I kissed his nose. “You’ve been hanging out with the fae again, haven’t you? Wolves are usually a little better about keeping the spirit as well as the letter of the law.”
“Good thing you aren’t a werewolf, then.” His voice was gravelly with fatigue and smoke damage.
“You really think so?” I asked. When I was growing up, I’d wanted to be a werewolf so I could really belong to the Marrok’s pack. I’d always wondered whether, if I had been a werewolf instead of a coyote, my foster father would have reconsidered his decision to follow his mate in death. But when Adam said he was glad I wasn’t a werewolf, it sounded like he meant it.

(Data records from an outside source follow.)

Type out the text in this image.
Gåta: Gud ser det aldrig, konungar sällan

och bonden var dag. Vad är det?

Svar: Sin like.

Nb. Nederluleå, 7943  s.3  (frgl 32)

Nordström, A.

“I wouldn’t change a hair on your head,” he told me. “Now, go get the notebook and write it all down before I die of curiosity.”
“I will if you eat.”
He obligingly took another bite, so I rummaged through his closet until I found the briefcase. He scooted over, making Medea protest until he scooped her into his lap so I could sit on the edge of the bed. While I sat beside him and wrote down everything I could think of, he finished all but half a sandwich (“Yours,” he said. “Eat.”) and fell asleep while I was still writing.
I finished. “Adam?”
He didn’t move, but I noticed that his hands were looking better. His pack was behind him again—for the moment at least. Or maybe it was just the way his magic chose to work this time. People who try too hard to explain how magic works end up in funny farms.
I added “Sweet Dreams” at the bottom of the last page and left the notebook beside him. I slipped out of the bedroom and closed the door. I hadn’t taken two steps before my phone rang. It was Zee.